Further rendering these Eurocentric historians irrelevant is that many other disciplines, departments and programs, are now devoted to studying and promoting multiculturalism, including many historians reared inside and outside the West who eagerly promote the rich histories of other countries, of minorities, colonialism, slavery, Muslims, and transsexuals. Eurocentric historians may be best described as a retiring minority in a sea of cultural Marxists.

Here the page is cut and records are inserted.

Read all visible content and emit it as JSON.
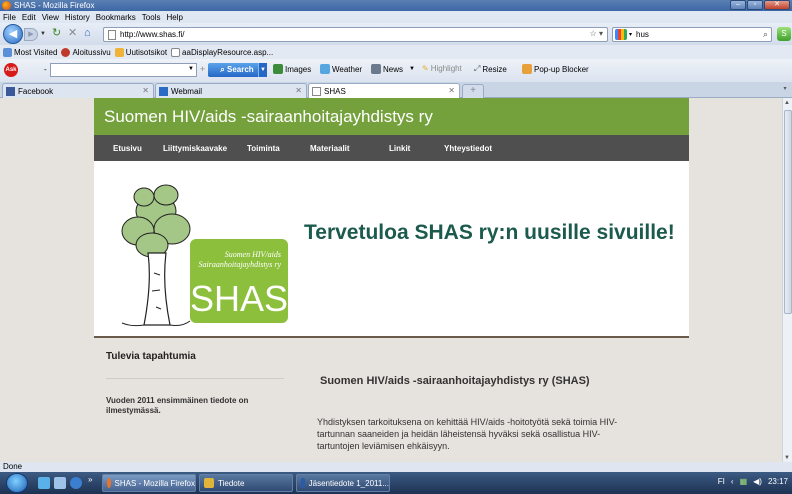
{
  "window": {
    "title": "SHAS - Mozilla Firefox"
  },
  "menu": [
    "File",
    "Edit",
    "View",
    "History",
    "Bookmarks",
    "Tools",
    "Help"
  ],
  "menu_underline": [
    "F",
    "E",
    "V",
    "s",
    "B",
    "T",
    "H"
  ],
  "nav": {
    "url": "http://www.shas.fi/",
    "search_value": "hus"
  },
  "bookmarks": [
    "Most Visited",
    "Aloitussivu",
    "Uutisotsikot",
    "aaDisplayResource.asp..."
  ],
  "ask_toolbar": {
    "logo": "Ask",
    "search_label": "Search",
    "items": [
      "Images",
      "Weather",
      "News",
      "Highlight",
      "Resize",
      "Pop-up Blocker"
    ]
  },
  "tabs": [
    {
      "label": "Facebook",
      "active": false
    },
    {
      "label": "Webmail",
      "active": false
    },
    {
      "label": "SHAS",
      "active": true
    }
  ],
  "site": {
    "header_title": "Suomen HIV/aids -sairaanhoitajayhdistys ry",
    "nav": [
      "Etusivu",
      "Liittymiskaavake",
      "Toiminta",
      "Materiaalit",
      "Linkit",
      "Yhteystiedot"
    ],
    "logo_line1": "Suomen HIV/aids",
    "logo_line2": "Sairaanhoitajayhdistys ry",
    "logo_big": "SHAS",
    "welcome": "Tervetuloa SHAS ry:n uusille sivuille!",
    "sidebar_title": "Tulevia tapahtumia",
    "sidebar_text": "Vuoden 2011 ensimmäinen tiedote on ilmestymässä.",
    "main_title": "Suomen HIV/aids -sairaanhoitajayhdistys ry (SHAS)",
    "main_text": "Yhdistyksen tarkoituksena on kehittää HIV/aids -hoitotyötä sekä toimia HIV-tartunnan saaneiden ja heidän läheistensä hyväksi sekä osallistua HIV-tartuntojen leviämisen ehkäisyyn."
  },
  "status": "Done",
  "taskbar": {
    "items": [
      "SHAS - Mozilla Firefox",
      "Tiedote",
      "Jäsentiedote 1_2011..."
    ],
    "lang": "FI",
    "time": "23:17"
  }
}
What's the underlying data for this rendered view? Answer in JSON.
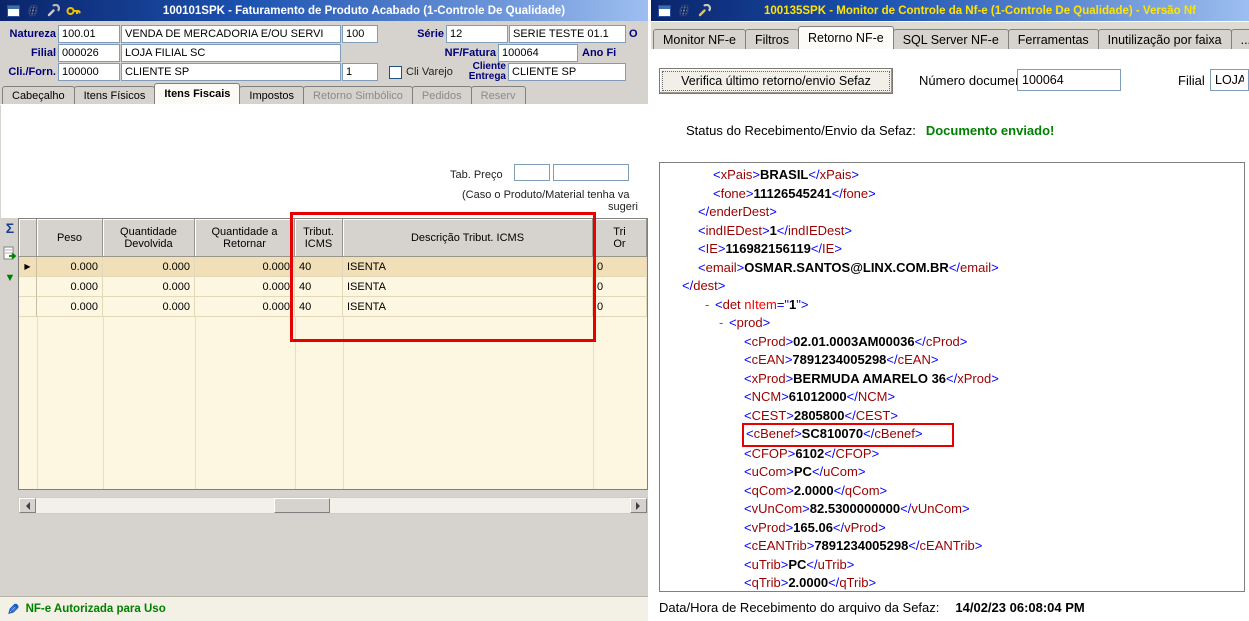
{
  "colors": {
    "status_green": "#008000",
    "highlight_red": "#e60000",
    "xml_tag": "#990000",
    "xml_bracket": "#0000ff",
    "titlebar_blue": "#0a246a"
  },
  "left_window": {
    "title": "100101SPK - Faturamento de Produto Acabado (1-Controle De Qualidade)",
    "form": {
      "natureza_label": "Natureza",
      "natureza_code": "100.01",
      "natureza_desc": "VENDA DE MERCADORIA E/OU SERVI",
      "natureza_num": "100",
      "serie_label": "Série",
      "serie_code": "12",
      "serie_desc": "SERIE TESTE 01.1",
      "right_fragment_row1": "O",
      "filial_label": "Filial",
      "filial_code": "000026",
      "filial_desc": "LOJA FILIAL SC",
      "nf_label": "NF/Fatura",
      "nf_value": "100064",
      "right_fragment_row2": "Ano Fi",
      "cli_label": "Cli./Forn.",
      "cli_code": "100000",
      "cli_desc": "CLIENTE SP",
      "cli_num": "1",
      "cli_varejo_label": "Cli Varejo",
      "cliente_entrega_label": "Cliente\nEntrega",
      "cliente_entrega_value": "CLIENTE SP"
    },
    "tabs": [
      {
        "label": "Cabeçalho",
        "state": "normal"
      },
      {
        "label": "Itens Físicos",
        "state": "normal"
      },
      {
        "label": "Itens Fiscais",
        "state": "active"
      },
      {
        "label": "Impostos",
        "state": "normal"
      },
      {
        "label": "Retorno Simbólico",
        "state": "disabled"
      },
      {
        "label": "Pedidos",
        "state": "disabled"
      },
      {
        "label": "Reserv",
        "state": "disabled"
      }
    ],
    "tab_preco": {
      "label": "Tab. Preço",
      "value1": "",
      "value2": ""
    },
    "note_line1": "(Caso o Produto/Material tenha va",
    "note_line2": "sugeri",
    "grid": {
      "headers": [
        "",
        "Peso",
        "Quantidade\nDevolvida",
        "Quantidade a\nRetornar",
        "Tribut.\nICMS",
        "Descrição Tribut. ICMS",
        "Tri\nOr"
      ],
      "rows": [
        {
          "peso": "0.000",
          "qtd_devolvida": "0.000",
          "qtd_retornar": "0.000",
          "tribut_icms": "40",
          "descricao_tribut_icms": "ISENTA",
          "tri": "0",
          "selected": true
        },
        {
          "peso": "0.000",
          "qtd_devolvida": "0.000",
          "qtd_retornar": "0.000",
          "tribut_icms": "40",
          "descricao_tribut_icms": "ISENTA",
          "tri": "0",
          "selected": false
        },
        {
          "peso": "0.000",
          "qtd_devolvida": "0.000",
          "qtd_retornar": "0.000",
          "tribut_icms": "40",
          "descricao_tribut_icms": "ISENTA",
          "tri": "0",
          "selected": false
        }
      ]
    },
    "statusbar": {
      "message": "NF-e Autorizada para Uso"
    }
  },
  "right_window": {
    "title": "100135SPK - Monitor de Controle da Nf-e (1-Controle De Qualidade) - Versão Nf",
    "tabs": [
      {
        "label": "Monitor NF-e",
        "state": "normal"
      },
      {
        "label": "Filtros",
        "state": "normal"
      },
      {
        "label": "Retorno NF-e",
        "state": "active"
      },
      {
        "label": "SQL Server NF-e",
        "state": "normal"
      },
      {
        "label": "Ferramentas",
        "state": "normal"
      },
      {
        "label": "Inutilização por faixa",
        "state": "normal"
      },
      {
        "label": "...",
        "state": "normal"
      }
    ],
    "toolbar": {
      "verify_button_label": "Verifica último retorno/envio Sefaz",
      "numero_documento_label": "Número documento",
      "numero_documento_value": "100064",
      "filial_label": "Filial",
      "filial_value": "LOJA FILIA"
    },
    "status": {
      "label": "Status do Recebimento/Envio da Sefaz:",
      "value": "Documento enviado!"
    },
    "xml_lines": [
      {
        "depth": 3,
        "type": "leaf",
        "tag": "xPais",
        "value": "BRASIL"
      },
      {
        "depth": 3,
        "type": "leaf",
        "tag": "fone",
        "value": "11126545241"
      },
      {
        "depth": 2,
        "type": "close",
        "tag": "enderDest"
      },
      {
        "depth": 2,
        "type": "leaf",
        "tag": "indIEDest",
        "value": "1"
      },
      {
        "depth": 2,
        "type": "leaf",
        "tag": "IE",
        "value": "116982156119"
      },
      {
        "depth": 2,
        "type": "leaf",
        "tag": "email",
        "value": "OSMAR.SANTOS@LINX.COM.BR"
      },
      {
        "depth": 1,
        "type": "close",
        "tag": "dest"
      },
      {
        "depth": 4,
        "type": "container_attr",
        "tag": "det",
        "attr_name": "nItem",
        "attr_value": "1"
      },
      {
        "depth": 5,
        "type": "container",
        "tag": "prod"
      },
      {
        "depth": 6,
        "type": "leaf",
        "tag": "cProd",
        "value": "02.01.0003AM00036"
      },
      {
        "depth": 6,
        "type": "leaf",
        "tag": "cEAN",
        "value": "7891234005298"
      },
      {
        "depth": 6,
        "type": "leaf",
        "tag": "xProd",
        "value": "BERMUDA AMARELO 36"
      },
      {
        "depth": 6,
        "type": "leaf",
        "tag": "NCM",
        "value": "61012000"
      },
      {
        "depth": 6,
        "type": "leaf",
        "tag": "CEST",
        "value": "2805800"
      },
      {
        "depth": 6,
        "type": "leaf",
        "tag": "cBenef",
        "value": "SC810070",
        "highlight": true
      },
      {
        "depth": 6,
        "type": "leaf",
        "tag": "CFOP",
        "value": "6102"
      },
      {
        "depth": 6,
        "type": "leaf",
        "tag": "uCom",
        "value": "PC"
      },
      {
        "depth": 6,
        "type": "leaf",
        "tag": "qCom",
        "value": "2.0000"
      },
      {
        "depth": 6,
        "type": "leaf",
        "tag": "vUnCom",
        "value": "82.5300000000"
      },
      {
        "depth": 6,
        "type": "leaf",
        "tag": "vProd",
        "value": "165.06"
      },
      {
        "depth": 6,
        "type": "leaf",
        "tag": "cEANTrib",
        "value": "7891234005298"
      },
      {
        "depth": 6,
        "type": "leaf",
        "tag": "uTrib",
        "value": "PC"
      },
      {
        "depth": 6,
        "type": "leaf",
        "tag": "qTrib",
        "value": "2.0000"
      }
    ],
    "footer": {
      "label": "Data/Hora de Recebimento do arquivo da Sefaz:",
      "value": "14/02/23 06:08:04 PM"
    }
  }
}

It is already the case that the study of Western Civilization has ceased to be a cohesive subject for study in our universities. According to a National Association of Scholars report issued in 2011, “The Vanishing West: 19642010,” only two percent of colleges offer western civilization as a course requirement. The experts on Europe are divided, heedless, and confined to their narrow fields. The promoters of world/global history are well organized, well-funded, and their multicultural vision is the dominant ideology. The interpretation of Europe’s legacy is undergoing massive revision along the lines O’Brien has followed. He had no qualms forcing his meta-empirical norms upon the sources and forcing them to say what he felt was suitable to the globalist approach. Even though he concludes that global historians “may sensibly retain the ‘Scientific Revolution’ as a venerable and heuristic label” (13), he still presents it as a “conjuncture in global history” (22), as a “fortuitous re-ordering of western Europe’s cosmography” (15), with both Eastern and Western antecedents.

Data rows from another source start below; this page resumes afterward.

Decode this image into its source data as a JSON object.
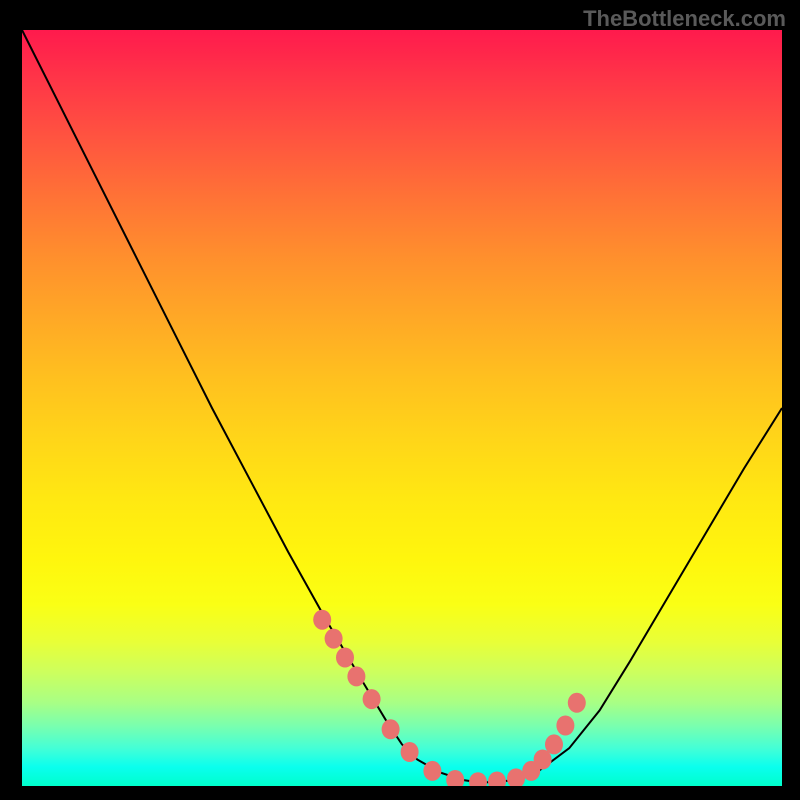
{
  "watermark": "TheBottleneck.com",
  "chart_data": {
    "type": "line",
    "title": "",
    "xlabel": "",
    "ylabel": "",
    "x_range": [
      0,
      100
    ],
    "y_range": [
      0,
      100
    ],
    "series": [
      {
        "name": "bottleneck-curve",
        "x": [
          0,
          5,
          10,
          15,
          20,
          25,
          30,
          35,
          40,
          45,
          48,
          50,
          52,
          55,
          58,
          60,
          62,
          65,
          68,
          72,
          76,
          80,
          85,
          90,
          95,
          100
        ],
        "y": [
          100,
          90,
          80,
          70,
          60,
          50,
          40.5,
          31,
          22,
          13.5,
          8.5,
          5.5,
          3.5,
          1.8,
          0.8,
          0.5,
          0.5,
          0.8,
          2,
          5,
          10,
          16.5,
          25,
          33.5,
          42,
          50
        ]
      }
    ],
    "data_points": {
      "name": "highlighted-points",
      "x": [
        39.5,
        41,
        42.5,
        44,
        46,
        48.5,
        51,
        54,
        57,
        60,
        62.5,
        65,
        67,
        68.5,
        70,
        71.5,
        73
      ],
      "y": [
        22,
        19.5,
        17,
        14.5,
        11.5,
        7.5,
        4.5,
        2,
        0.8,
        0.5,
        0.6,
        1,
        2,
        3.5,
        5.5,
        8,
        11
      ]
    },
    "background": {
      "type": "vertical-gradient",
      "top_color": "#ff1a4d",
      "middle_color": "#ffe812",
      "bottom_color": "#00ffcc"
    }
  }
}
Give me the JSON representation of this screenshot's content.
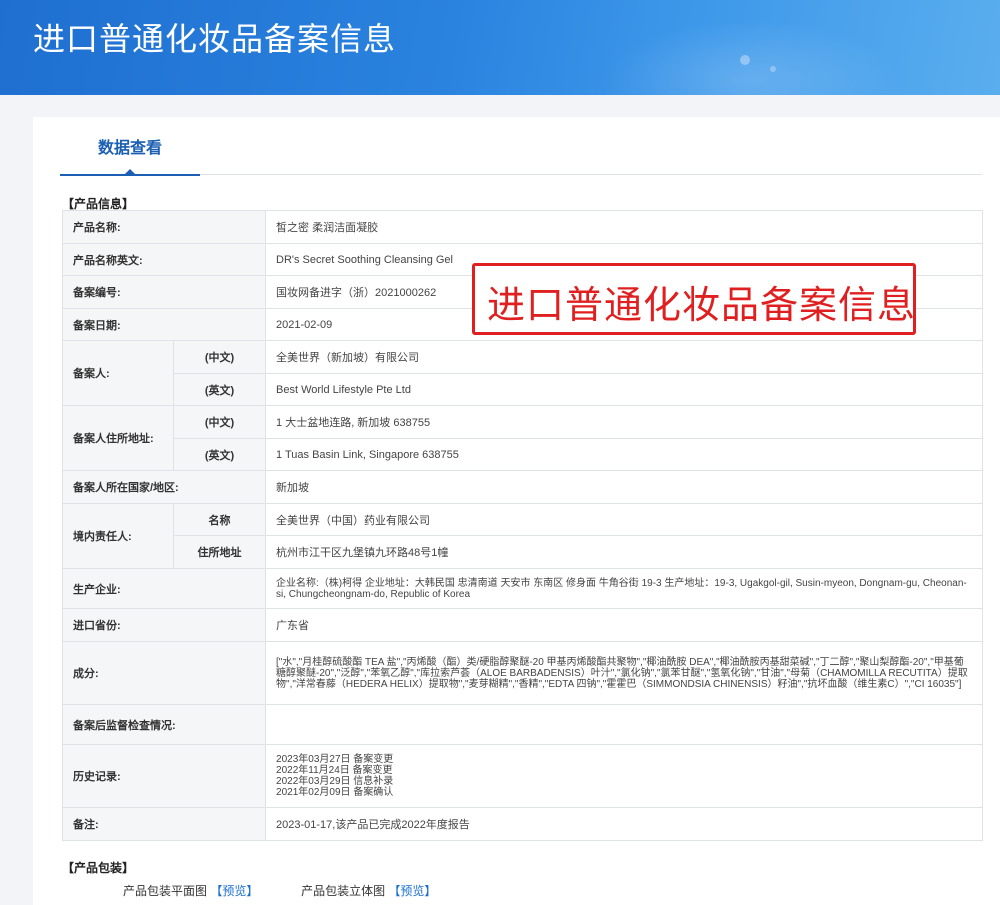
{
  "header": {
    "title": "进口普通化妆品备案信息"
  },
  "tabs": [
    {
      "label": "数据查看",
      "active": true
    }
  ],
  "product_section": {
    "title": "【产品信息】"
  },
  "rows": {
    "name": {
      "label": "产品名称:",
      "value": "皙之密 柔润洁面凝胶"
    },
    "name_en": {
      "label": "产品名称英文:",
      "value": "DR's Secret Soothing Cleansing Gel"
    },
    "reg_no": {
      "label": "备案编号:",
      "value": "国妆网备进字（浙）2021000262"
    },
    "reg_date": {
      "label": "备案日期:",
      "value": "2021-02-09"
    },
    "registrant": {
      "label": "备案人:",
      "cn_label": "(中文)",
      "cn_value": "全美世界（新加坡）有限公司",
      "en_label": "(英文)",
      "en_value": "Best World Lifestyle Pte Ltd"
    },
    "address": {
      "label": "备案人住所地址:",
      "cn_label": "(中文)",
      "cn_value": "1 大士盆地连路, 新加坡 638755",
      "en_label": "(英文)",
      "en_value": "1 Tuas Basin Link, Singapore 638755"
    },
    "country": {
      "label": "备案人所在国家/地区:",
      "value": "新加坡"
    },
    "domestic": {
      "label": "境内责任人:",
      "name_label": "名称",
      "name_value": "全美世界（中国）药业有限公司",
      "addr_label": "住所地址",
      "addr_value": "杭州市江干区九堡镇九环路48号1幢"
    },
    "manufacturer": {
      "label": "生产企业:",
      "value": "企业名称:（株)柯得 企业地址：大韩民国 忠清南道 天安市 东南区 修身面 牛角谷街 19-3 生产地址：19-3, Ugakgol-gil, Susin-myeon, Dongnam-gu, Cheonan-si, Chungcheongnam-do, Republic of Korea"
    },
    "province": {
      "label": "进口省份:",
      "value": "广东省"
    },
    "ingredients": {
      "label": "成分:",
      "value": "[\"水\",\"月桂醇硫酸酯 TEA 盐\",\"丙烯酸（酯）类/硬脂醇聚醚-20 甲基丙烯酸酯共聚物\",\"椰油酰胺 DEA\",\"椰油酰胺丙基甜菜碱\",\"丁二醇\",\"聚山梨醇酯-20\",\"甲基葡糖醇聚醚-20\",\"泛醇\",\"苯氧乙醇\",\"库拉索芦荟（ALOE BARBADENSIS）叶汁\",\"氯化钠\",\"氯苯甘醚\",\"氢氧化钠\",\"甘油\",\"母菊（CHAMOMILLA RECUTITA）提取物\",\"洋常春藤（HEDERA HELIX）提取物\",\"麦芽糊精\",\"香精\",\"EDTA 四钠\",\"霍霍巴（SIMMONDSIA CHINENSIS）籽油\",\"抗坏血酸（维生素C）\",\"CI 16035\"]"
    },
    "inspection": {
      "label": "备案后监督检查情况:",
      "value": ""
    },
    "history": {
      "label": "历史记录:",
      "entries": [
        "2023年03月27日 备案变更",
        "2022年11月24日 备案变更",
        "2022年03月29日 信息补录",
        "2021年02月09日 备案确认"
      ]
    },
    "remark": {
      "label": "备注:",
      "value": "2023-01-17,该产品已完成2022年度报告"
    }
  },
  "overlay": {
    "text": "进口普通化妆品备案信息",
    "color": "#e02020"
  },
  "package_section": {
    "title": "【产品包装】",
    "flat_label": "产品包装平面图",
    "flat_link": "【预览】",
    "solid_label": "产品包装立体图",
    "solid_link": "【预览】"
  },
  "colors": {
    "banner": "#2a83df",
    "accent": "#1a5fb4",
    "link": "#1a6fd0",
    "overlay": "#e02020"
  }
}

By “conjuncture” he means that it was something that happened in Europe due to the “fortuitous” dynamics of global forces, which could have happened elsewhere. There was nothing really unique about Europe; modern science, after all, is about engendering instruments “for the accumulation of useful and reliable knowledge” for humanity. O’Brien did not offer one original thought. He condemned the “myopias imposed” by national histories of this Revolution, but relied almost entirely on such histories; and, without any sources of his own, enforced the globalist approach on the literature, twisting it beyond the author’s intentions. This is the strategy academic globalists are employing to dilute European identity, destroy European cultural pride and confidence, promote globalization, and create a new economic man.